More on California Fiscal Policy: How Income Tax Withholding Affects Borrowing Patterns

Published October 10, 2013

Recent revenue reports have shown that the collection of General Fund revenues tend to accelerate over the fiscal year, so that more revenue flows to the State in the latter half of the year. One reason for this collection delay is attributable to the unique administrative nature of the State’s largest revenue source, the personal income tax.

The State’s trend of expenditures exceeding revenues in the first few months of the year is nothing new. For 30 of the past 31 years, the State has used short-term external borrowing (known as Revenue Anticipation Notes or RANs) to smooth over cash shortages in the fiscal year.

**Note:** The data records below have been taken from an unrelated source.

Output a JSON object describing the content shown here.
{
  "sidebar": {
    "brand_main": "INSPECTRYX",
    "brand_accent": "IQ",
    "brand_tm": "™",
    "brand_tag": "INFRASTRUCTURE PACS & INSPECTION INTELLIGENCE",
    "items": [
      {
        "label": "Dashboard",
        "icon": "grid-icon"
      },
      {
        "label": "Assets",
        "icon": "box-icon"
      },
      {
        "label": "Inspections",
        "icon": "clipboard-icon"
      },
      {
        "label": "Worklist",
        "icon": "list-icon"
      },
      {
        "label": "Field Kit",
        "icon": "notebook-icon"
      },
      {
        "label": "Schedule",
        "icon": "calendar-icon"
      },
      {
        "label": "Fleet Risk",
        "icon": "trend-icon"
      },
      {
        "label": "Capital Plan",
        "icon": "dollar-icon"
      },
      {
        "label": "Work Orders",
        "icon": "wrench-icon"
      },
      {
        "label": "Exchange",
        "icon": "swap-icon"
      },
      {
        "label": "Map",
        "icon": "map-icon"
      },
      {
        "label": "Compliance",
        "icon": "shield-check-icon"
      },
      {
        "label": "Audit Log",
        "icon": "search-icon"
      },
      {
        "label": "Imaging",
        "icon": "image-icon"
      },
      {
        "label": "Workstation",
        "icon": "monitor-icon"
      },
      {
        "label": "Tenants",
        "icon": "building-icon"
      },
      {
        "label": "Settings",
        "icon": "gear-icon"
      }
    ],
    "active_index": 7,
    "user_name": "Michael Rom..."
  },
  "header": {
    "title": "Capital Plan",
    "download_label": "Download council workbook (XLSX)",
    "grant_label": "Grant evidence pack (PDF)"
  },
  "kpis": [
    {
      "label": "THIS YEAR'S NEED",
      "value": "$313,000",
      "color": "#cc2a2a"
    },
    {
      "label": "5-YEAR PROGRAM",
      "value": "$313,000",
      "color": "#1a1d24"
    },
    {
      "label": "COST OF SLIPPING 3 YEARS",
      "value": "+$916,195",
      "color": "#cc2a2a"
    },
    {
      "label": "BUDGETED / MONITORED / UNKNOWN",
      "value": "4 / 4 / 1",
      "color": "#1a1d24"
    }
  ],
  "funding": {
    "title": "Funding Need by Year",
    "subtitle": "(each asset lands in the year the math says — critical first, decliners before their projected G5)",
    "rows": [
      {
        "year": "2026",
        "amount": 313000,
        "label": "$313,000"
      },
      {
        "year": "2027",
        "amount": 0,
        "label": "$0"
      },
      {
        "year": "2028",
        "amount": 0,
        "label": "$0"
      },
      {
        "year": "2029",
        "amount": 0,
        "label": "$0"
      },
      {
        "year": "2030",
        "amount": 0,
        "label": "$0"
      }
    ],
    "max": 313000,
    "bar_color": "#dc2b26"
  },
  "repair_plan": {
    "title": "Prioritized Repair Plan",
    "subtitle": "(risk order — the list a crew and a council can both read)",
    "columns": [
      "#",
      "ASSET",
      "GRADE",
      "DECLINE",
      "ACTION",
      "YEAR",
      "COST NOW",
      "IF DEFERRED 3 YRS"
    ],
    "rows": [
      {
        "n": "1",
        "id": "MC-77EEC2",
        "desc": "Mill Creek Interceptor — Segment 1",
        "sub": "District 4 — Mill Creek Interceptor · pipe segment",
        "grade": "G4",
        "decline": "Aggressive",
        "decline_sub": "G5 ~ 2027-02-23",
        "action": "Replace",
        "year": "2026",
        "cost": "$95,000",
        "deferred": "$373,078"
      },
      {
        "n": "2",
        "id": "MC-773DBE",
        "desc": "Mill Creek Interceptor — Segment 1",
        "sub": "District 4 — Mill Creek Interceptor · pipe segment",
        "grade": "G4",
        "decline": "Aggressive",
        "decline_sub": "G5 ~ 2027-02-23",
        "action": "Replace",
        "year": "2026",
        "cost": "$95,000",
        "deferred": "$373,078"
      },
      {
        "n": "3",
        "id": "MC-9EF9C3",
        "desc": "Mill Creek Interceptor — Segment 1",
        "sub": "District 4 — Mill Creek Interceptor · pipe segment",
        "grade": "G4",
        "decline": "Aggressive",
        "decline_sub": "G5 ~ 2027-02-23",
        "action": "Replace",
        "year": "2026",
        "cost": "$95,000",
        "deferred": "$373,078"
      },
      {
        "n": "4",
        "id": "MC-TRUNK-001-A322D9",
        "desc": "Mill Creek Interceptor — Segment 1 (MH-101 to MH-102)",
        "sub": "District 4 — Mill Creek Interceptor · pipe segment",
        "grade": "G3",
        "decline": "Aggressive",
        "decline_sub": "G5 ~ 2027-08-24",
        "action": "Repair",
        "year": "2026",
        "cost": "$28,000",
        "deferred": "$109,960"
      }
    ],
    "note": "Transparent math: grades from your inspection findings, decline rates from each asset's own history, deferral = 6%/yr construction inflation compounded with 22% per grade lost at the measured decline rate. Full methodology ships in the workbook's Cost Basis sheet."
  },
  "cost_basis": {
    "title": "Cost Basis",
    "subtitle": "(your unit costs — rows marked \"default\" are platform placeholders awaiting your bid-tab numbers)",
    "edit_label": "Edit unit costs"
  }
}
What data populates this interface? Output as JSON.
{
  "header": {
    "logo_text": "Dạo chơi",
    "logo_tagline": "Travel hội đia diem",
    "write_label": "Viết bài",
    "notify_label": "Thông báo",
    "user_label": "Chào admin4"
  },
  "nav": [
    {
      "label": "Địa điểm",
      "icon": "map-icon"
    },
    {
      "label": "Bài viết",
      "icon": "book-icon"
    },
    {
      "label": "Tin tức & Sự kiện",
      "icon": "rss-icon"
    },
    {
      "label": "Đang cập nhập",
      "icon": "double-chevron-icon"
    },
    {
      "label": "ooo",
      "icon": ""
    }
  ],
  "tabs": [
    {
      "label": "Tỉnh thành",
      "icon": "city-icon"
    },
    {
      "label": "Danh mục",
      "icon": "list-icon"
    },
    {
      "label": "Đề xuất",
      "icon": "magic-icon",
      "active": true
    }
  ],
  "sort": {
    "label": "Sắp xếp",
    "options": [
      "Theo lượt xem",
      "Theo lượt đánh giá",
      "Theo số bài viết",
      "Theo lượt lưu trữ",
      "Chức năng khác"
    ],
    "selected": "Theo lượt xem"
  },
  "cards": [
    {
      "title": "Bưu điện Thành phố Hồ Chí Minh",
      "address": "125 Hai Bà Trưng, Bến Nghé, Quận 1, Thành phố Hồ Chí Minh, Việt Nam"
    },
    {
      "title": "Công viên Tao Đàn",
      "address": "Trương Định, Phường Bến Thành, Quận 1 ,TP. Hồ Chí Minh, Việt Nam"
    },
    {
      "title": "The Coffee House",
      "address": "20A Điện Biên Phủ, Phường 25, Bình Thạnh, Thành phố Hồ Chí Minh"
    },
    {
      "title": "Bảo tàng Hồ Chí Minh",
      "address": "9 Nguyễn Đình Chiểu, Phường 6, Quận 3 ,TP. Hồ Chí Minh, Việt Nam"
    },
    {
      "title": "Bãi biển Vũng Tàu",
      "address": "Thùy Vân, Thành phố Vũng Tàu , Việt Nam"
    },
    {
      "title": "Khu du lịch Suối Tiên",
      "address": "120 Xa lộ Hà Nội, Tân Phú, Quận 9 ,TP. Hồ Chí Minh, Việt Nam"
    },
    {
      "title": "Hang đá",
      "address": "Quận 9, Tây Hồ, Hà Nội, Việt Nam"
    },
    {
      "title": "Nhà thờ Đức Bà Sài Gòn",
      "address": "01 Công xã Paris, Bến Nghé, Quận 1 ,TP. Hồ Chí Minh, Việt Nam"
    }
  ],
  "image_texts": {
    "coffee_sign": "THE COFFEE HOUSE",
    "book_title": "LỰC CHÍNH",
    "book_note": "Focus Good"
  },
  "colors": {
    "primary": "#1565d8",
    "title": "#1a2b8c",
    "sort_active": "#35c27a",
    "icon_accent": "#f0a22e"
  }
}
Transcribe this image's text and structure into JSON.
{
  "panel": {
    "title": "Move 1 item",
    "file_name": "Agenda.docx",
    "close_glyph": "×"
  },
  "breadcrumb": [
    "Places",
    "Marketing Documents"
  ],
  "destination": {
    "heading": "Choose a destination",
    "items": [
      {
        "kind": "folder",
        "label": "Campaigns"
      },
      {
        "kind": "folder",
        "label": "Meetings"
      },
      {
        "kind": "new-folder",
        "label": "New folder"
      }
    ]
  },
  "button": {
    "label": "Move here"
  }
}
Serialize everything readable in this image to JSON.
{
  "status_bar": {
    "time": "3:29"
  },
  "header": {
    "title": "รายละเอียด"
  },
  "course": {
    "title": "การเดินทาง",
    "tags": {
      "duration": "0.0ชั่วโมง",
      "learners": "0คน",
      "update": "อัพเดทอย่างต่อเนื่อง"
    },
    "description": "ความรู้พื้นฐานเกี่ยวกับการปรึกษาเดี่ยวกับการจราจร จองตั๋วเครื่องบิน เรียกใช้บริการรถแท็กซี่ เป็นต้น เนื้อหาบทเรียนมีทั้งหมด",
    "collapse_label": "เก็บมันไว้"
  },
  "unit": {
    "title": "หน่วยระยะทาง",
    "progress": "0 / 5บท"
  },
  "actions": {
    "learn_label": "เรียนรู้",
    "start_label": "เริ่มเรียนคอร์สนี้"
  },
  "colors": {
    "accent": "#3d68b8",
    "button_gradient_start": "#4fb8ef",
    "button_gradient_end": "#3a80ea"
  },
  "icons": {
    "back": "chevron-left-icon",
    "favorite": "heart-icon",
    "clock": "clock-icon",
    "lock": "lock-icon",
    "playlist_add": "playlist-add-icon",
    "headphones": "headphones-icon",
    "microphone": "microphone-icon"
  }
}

State and federal law require that certain (typically high-income) taxpayers make prepayments on their estimated tax liabilities throughout the year. Data from the Franchise Tax Board seem to suggest that payment practices are not uniform across the months. To illustrate, Figure 2 graphs the payments made in 2010-11. It shows that for the first five months of the year, taxpayers submitted payments totaling about a third of their annual payments.  As graphed in the blue line —which marks actual cumulative payments made for the year —rates accelerated in December and January. 

The figure’s red line shows how collections would progress if taxpayers made equal monthly payments over the course of the year.  When the blue line is below the red line, it can be said that payments are lagging a uniform rate.  For February through May, withholding also lags, but actual payments catch up in June.

If 2010-11 is a typical pattern, it can be seen that payment patterns contribute to the state’s intra-year borrowing needs.

Figure 2: A Comparison of Prepayment Patterns

 Actual Payments by Month (2010-11) and Assuming Payments Are Made on a Uniform Basis over the 12 Months

The lines in Figure 2 track cumulative prepayments by percentage.